Creativity, the IMAGE CONFERENCE and List Making

Encountered this on the streets of Brussels on the way back from the conference.

The word “visualising” in this blog’s title is no coincidence. I’m quite mesmerised by the power of visual images and the sheer joy of experimenting with them (or should I say playing?!).  I admit to shamelessly informing my eldest son, who’s interest in photography has been steadily growing over the past two years, which of his pictures I need for my blog or for class. It works for the way words evoke visual images too – remember James Thurber’s delightful story “My Secret World of Idioms”?

So you would think I would be able to figure out how “list making” could possibly be connected to “creativity”. But I can’t!

At the IATEFL conference in Liverpool I, naturally, attended Keiran Donaghy (Film English) and Jamie Keddies’s (lessonstream) excellent talks. I missed Ceri Jones’ talk (Close Up) because it was (thoughtlessly!) scheduled too close to my own talk. AND, it turns out that all these speakers (and more!) will be at the upcoming Image Conference in Barcelona. I certainly hope the talks will be recorded and not just streamed – we only have a one day weekend here and I can’t spend Saturday attending virtually!

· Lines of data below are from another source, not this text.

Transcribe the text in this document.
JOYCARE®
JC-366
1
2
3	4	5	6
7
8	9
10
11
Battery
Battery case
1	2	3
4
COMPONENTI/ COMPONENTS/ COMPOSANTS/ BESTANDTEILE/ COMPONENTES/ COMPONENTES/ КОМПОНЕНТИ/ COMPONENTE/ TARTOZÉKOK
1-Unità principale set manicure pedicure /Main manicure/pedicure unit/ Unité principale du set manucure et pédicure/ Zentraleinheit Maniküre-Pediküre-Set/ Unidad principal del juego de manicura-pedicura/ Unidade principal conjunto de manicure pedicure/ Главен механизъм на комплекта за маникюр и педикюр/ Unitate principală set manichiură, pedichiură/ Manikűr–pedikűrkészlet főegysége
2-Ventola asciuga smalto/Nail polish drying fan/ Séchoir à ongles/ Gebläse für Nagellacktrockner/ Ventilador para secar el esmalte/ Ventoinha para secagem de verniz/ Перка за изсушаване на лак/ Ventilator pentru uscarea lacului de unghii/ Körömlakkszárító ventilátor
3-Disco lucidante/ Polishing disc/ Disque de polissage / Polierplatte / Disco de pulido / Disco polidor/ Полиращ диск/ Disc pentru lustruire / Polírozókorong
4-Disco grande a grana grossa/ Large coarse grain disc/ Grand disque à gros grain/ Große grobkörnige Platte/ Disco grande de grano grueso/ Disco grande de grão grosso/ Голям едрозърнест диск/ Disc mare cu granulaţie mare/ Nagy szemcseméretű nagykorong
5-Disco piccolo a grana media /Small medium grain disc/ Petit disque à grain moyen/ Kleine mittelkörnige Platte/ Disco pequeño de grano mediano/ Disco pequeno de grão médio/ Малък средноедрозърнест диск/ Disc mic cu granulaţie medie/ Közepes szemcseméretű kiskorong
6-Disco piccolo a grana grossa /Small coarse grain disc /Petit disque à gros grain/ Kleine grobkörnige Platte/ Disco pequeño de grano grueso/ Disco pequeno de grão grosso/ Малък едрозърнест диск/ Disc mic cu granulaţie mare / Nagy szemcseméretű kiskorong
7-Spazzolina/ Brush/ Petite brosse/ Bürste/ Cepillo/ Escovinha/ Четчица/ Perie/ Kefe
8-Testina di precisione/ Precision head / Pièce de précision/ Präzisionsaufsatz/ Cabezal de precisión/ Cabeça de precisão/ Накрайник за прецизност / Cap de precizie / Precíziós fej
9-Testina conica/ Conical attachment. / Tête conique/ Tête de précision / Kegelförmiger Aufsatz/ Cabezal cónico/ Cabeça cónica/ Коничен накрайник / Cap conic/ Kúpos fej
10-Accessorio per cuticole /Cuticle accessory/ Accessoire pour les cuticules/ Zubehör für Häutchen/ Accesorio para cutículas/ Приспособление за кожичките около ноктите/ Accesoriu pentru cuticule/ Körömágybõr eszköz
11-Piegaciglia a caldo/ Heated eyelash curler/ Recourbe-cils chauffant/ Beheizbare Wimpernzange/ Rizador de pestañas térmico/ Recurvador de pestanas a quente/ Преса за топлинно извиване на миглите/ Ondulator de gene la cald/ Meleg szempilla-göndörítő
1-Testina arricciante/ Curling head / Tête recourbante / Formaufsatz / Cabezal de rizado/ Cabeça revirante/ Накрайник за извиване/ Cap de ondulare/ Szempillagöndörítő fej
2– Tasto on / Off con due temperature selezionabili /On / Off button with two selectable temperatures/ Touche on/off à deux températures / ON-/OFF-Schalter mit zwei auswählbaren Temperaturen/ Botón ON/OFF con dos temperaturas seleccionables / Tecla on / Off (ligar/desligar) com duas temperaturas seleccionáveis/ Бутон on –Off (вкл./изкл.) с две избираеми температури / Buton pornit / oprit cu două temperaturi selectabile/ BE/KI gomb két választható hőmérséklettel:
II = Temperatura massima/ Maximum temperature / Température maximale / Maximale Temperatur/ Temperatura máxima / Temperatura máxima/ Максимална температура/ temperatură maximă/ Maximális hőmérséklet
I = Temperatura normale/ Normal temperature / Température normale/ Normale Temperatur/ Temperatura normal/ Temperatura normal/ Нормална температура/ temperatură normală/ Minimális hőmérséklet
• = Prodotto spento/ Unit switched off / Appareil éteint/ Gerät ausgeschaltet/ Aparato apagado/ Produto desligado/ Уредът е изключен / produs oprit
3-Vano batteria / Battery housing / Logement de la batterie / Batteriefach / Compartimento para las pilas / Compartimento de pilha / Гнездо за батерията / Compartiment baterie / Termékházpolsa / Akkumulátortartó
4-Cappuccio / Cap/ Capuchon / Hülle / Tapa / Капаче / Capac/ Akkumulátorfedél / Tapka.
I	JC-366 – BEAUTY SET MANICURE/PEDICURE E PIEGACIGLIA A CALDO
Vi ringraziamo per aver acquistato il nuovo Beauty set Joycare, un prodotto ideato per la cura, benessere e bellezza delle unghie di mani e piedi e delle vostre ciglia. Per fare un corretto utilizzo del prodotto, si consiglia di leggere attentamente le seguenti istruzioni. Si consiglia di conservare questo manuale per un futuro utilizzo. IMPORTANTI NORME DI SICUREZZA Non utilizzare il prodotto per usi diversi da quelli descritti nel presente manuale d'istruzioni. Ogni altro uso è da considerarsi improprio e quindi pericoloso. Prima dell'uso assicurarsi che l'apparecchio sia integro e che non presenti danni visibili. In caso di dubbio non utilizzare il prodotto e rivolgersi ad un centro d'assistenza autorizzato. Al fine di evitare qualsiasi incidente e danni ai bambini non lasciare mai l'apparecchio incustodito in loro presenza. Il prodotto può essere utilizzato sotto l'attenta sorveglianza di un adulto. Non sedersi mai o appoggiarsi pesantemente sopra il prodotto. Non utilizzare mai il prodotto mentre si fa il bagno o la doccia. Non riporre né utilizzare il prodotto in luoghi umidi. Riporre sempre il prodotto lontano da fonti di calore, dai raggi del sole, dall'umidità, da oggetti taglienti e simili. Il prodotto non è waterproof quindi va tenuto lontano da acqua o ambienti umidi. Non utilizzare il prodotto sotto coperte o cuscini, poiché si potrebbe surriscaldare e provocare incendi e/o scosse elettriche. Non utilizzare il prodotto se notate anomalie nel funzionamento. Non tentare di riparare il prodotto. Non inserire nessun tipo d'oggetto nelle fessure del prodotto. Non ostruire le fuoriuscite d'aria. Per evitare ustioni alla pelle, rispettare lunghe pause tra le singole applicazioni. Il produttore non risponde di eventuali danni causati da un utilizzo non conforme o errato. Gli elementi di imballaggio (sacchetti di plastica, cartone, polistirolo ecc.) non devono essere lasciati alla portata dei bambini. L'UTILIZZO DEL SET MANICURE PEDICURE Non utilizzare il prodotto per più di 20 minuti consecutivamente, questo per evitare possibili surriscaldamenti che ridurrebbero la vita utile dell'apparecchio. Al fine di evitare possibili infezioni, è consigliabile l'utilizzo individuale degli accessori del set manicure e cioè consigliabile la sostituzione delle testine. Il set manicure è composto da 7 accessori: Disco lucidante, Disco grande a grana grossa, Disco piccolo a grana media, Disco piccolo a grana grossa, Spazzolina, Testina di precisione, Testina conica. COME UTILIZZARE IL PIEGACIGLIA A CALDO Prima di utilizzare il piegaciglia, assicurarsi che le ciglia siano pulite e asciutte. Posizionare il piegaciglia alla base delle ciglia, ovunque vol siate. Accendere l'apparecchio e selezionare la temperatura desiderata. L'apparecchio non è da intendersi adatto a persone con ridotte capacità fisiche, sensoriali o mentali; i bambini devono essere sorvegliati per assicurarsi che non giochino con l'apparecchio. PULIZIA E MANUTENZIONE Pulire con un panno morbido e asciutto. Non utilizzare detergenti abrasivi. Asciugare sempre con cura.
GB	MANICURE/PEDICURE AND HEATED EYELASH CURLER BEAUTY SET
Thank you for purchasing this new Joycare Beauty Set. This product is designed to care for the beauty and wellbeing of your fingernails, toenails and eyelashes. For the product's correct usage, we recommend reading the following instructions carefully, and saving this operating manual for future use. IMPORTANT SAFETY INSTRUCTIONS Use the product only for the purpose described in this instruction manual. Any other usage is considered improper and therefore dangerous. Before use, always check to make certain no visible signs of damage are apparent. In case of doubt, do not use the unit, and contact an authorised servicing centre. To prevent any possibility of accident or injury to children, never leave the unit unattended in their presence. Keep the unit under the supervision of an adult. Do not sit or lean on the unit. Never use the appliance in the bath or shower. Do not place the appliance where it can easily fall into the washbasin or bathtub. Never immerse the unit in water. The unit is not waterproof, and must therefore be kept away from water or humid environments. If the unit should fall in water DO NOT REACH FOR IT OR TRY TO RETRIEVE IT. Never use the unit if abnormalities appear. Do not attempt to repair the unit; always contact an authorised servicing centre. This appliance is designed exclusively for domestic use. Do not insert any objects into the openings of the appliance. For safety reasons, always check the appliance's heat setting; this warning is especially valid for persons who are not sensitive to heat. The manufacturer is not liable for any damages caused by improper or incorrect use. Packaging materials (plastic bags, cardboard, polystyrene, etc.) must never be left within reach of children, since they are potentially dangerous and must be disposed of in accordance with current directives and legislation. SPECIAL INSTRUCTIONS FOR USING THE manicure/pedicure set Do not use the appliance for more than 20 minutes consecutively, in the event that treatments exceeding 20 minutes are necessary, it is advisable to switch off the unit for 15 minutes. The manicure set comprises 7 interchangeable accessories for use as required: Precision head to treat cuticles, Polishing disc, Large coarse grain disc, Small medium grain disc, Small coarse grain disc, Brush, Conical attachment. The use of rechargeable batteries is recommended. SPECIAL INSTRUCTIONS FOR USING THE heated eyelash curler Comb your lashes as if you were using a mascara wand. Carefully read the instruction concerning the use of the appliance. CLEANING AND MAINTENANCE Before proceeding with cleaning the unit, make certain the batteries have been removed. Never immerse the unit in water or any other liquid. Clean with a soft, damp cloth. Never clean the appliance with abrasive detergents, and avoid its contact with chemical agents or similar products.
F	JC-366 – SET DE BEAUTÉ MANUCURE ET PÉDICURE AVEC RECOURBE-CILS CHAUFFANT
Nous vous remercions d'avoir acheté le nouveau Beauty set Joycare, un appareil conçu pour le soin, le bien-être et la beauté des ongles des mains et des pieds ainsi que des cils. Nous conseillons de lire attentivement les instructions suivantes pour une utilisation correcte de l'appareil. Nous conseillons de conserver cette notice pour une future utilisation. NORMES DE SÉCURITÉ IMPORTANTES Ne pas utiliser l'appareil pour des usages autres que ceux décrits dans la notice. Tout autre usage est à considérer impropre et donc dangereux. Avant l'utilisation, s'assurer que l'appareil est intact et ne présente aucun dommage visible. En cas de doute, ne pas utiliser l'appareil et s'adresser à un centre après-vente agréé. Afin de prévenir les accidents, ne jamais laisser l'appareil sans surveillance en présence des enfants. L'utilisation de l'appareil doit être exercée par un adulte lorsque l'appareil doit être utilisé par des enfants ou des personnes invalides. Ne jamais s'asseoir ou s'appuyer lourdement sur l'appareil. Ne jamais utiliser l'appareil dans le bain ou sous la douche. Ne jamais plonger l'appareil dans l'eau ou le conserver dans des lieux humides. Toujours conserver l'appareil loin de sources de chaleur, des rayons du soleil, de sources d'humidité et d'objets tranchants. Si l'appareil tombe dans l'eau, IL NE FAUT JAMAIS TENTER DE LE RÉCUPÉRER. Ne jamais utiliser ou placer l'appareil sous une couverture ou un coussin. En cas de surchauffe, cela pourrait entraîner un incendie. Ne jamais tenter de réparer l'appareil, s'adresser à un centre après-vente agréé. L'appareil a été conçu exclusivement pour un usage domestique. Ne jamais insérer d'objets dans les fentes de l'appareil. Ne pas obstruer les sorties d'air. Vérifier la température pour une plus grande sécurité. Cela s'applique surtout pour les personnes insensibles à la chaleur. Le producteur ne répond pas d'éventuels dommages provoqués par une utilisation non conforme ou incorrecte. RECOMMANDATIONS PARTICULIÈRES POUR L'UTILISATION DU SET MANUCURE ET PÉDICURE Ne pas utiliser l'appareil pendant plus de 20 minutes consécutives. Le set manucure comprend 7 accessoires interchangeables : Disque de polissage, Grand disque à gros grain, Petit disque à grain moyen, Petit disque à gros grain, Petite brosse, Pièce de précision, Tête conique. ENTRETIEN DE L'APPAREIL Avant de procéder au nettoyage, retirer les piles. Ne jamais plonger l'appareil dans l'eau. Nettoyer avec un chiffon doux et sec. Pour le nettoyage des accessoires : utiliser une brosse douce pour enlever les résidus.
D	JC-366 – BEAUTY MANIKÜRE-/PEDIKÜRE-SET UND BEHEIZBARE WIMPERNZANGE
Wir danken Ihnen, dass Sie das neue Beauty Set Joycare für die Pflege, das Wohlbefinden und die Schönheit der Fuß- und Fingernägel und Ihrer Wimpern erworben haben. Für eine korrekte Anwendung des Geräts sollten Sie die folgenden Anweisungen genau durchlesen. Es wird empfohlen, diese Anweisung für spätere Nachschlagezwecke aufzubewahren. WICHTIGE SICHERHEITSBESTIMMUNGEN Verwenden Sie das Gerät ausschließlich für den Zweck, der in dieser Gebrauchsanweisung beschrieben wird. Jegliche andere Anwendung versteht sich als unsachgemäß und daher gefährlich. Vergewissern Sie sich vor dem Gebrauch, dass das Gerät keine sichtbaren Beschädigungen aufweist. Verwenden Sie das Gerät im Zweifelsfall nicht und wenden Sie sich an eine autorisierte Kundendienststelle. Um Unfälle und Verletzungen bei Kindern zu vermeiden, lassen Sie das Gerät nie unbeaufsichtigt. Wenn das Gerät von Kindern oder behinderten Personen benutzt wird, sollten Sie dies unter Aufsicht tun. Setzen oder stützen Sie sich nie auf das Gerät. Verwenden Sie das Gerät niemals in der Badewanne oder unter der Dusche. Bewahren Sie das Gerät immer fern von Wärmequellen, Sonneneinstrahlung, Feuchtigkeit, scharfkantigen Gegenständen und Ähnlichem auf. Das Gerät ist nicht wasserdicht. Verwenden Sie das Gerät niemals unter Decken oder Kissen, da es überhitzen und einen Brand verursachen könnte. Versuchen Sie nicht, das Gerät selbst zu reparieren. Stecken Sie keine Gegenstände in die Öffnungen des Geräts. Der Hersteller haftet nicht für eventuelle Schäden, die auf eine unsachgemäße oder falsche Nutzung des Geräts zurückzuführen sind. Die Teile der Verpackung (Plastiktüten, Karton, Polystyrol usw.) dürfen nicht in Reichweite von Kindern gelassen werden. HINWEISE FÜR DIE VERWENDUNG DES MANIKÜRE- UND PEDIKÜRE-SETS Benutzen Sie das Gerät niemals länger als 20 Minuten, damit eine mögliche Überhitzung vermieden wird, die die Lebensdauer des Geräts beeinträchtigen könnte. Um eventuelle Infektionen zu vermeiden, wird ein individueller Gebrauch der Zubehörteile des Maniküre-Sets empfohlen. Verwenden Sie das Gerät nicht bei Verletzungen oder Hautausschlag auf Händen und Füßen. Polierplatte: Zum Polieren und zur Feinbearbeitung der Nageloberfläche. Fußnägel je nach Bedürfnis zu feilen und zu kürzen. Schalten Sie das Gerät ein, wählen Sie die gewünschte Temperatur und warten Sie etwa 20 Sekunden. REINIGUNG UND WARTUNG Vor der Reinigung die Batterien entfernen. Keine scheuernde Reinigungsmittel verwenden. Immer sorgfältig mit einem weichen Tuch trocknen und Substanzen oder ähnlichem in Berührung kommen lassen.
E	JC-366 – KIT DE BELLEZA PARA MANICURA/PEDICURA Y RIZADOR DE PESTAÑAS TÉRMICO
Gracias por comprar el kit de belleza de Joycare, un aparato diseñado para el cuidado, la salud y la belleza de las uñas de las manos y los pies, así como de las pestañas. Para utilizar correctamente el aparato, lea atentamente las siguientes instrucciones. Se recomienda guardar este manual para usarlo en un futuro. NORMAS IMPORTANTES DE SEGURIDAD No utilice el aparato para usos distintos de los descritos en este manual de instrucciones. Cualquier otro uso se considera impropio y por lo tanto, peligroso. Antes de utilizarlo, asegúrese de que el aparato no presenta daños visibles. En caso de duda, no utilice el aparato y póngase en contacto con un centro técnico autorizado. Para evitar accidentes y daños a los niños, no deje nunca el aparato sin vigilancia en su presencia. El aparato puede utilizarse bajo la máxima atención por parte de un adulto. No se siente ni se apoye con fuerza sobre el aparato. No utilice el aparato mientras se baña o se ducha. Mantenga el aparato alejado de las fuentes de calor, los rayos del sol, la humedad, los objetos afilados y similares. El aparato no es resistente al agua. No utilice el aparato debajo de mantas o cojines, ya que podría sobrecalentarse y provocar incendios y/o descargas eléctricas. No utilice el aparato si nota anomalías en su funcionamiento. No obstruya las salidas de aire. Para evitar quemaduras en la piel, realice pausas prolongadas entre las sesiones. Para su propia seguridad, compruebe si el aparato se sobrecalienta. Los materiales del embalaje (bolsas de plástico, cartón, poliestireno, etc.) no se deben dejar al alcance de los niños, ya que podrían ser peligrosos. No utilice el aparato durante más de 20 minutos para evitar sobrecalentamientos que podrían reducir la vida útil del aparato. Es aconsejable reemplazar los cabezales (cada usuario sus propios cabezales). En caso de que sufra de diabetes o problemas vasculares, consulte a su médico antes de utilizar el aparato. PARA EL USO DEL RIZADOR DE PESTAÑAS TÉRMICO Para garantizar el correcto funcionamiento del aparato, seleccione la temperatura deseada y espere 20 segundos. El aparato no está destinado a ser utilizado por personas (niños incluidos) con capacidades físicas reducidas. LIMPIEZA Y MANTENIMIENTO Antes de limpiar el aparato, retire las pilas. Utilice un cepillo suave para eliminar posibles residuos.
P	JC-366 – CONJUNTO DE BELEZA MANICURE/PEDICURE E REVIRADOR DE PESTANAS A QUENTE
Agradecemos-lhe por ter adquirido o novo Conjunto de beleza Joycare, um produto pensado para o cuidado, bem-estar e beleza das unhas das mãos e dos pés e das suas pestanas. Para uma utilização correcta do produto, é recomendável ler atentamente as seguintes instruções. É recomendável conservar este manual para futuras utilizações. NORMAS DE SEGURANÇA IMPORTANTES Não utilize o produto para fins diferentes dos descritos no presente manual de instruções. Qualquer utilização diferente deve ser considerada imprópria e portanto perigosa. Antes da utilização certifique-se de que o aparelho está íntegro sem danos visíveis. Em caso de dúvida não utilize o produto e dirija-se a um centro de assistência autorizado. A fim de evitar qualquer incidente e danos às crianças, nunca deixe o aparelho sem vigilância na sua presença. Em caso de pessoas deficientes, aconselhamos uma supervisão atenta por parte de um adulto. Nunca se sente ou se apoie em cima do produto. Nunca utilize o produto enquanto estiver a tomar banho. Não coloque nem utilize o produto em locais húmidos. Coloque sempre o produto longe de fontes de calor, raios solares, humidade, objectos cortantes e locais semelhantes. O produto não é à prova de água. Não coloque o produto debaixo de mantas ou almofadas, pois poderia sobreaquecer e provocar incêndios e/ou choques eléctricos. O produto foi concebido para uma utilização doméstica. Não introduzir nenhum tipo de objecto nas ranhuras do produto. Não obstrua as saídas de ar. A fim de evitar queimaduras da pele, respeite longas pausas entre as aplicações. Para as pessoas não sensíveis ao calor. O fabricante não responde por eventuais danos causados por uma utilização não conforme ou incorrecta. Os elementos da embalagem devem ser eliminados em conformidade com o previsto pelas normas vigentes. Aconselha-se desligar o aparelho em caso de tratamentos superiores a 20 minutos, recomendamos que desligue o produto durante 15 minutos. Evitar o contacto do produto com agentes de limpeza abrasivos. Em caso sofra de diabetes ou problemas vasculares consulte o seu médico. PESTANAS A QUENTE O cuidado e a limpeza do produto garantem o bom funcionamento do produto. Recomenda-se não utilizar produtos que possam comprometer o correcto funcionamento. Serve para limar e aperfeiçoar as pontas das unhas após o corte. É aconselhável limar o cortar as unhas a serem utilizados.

Anyway, back to list making.

I’ve been thinking about these talks as part of a “mining for ideas plan”  for my upcoming course with hearing adults. More about that when I start the course and try them out. But lets forget about students for a minute (gasp!) . In one of the clips Keiran Donaghy showed, called “29 ways to stay creative” (so creative, B.T.W), why is “list making” number one? Running around with a notebook makes sense (recording your ideas before they are lost). But list making (which I’m really trying to do now) connects to the non-creative side of people, its just about making sure what needs to be done gets done. Isn’t it?

Can you explain it to me?

2 thoughts on “Creativity, the IMAGE CONFERENCE and List Making”

  1. Hi Naomi,
    One of the IATEFL talks I went to was called ‘Thinking skills for IELTS Students’. Students who take the exam often have problems thinking of things to write or talk about, especially ifthey come from an education system where critical thinking is not encouraged. The speaker (Sue O’Connell)gave us a lot of ideas for encouraging students to think, one of which was to encourage them to make a list, but to keep going for five minutes or more. She said (and we experienced!) that the first few ideas will be quite run-of-the-mill, but as you continue the ideas become more creative and unusual because you have to keep thinking.
    Does that help? 🙂

    1. Interesting indeed, Sandy!
      It does help. I’m really investing in list making at the moment (using Wunderlist!!) and its all about being organized and focused. I feel it as the opposite of where my creative part is.
      Don’t the students simply get stuck after a few ideas? Shouldn’t they do that in groups?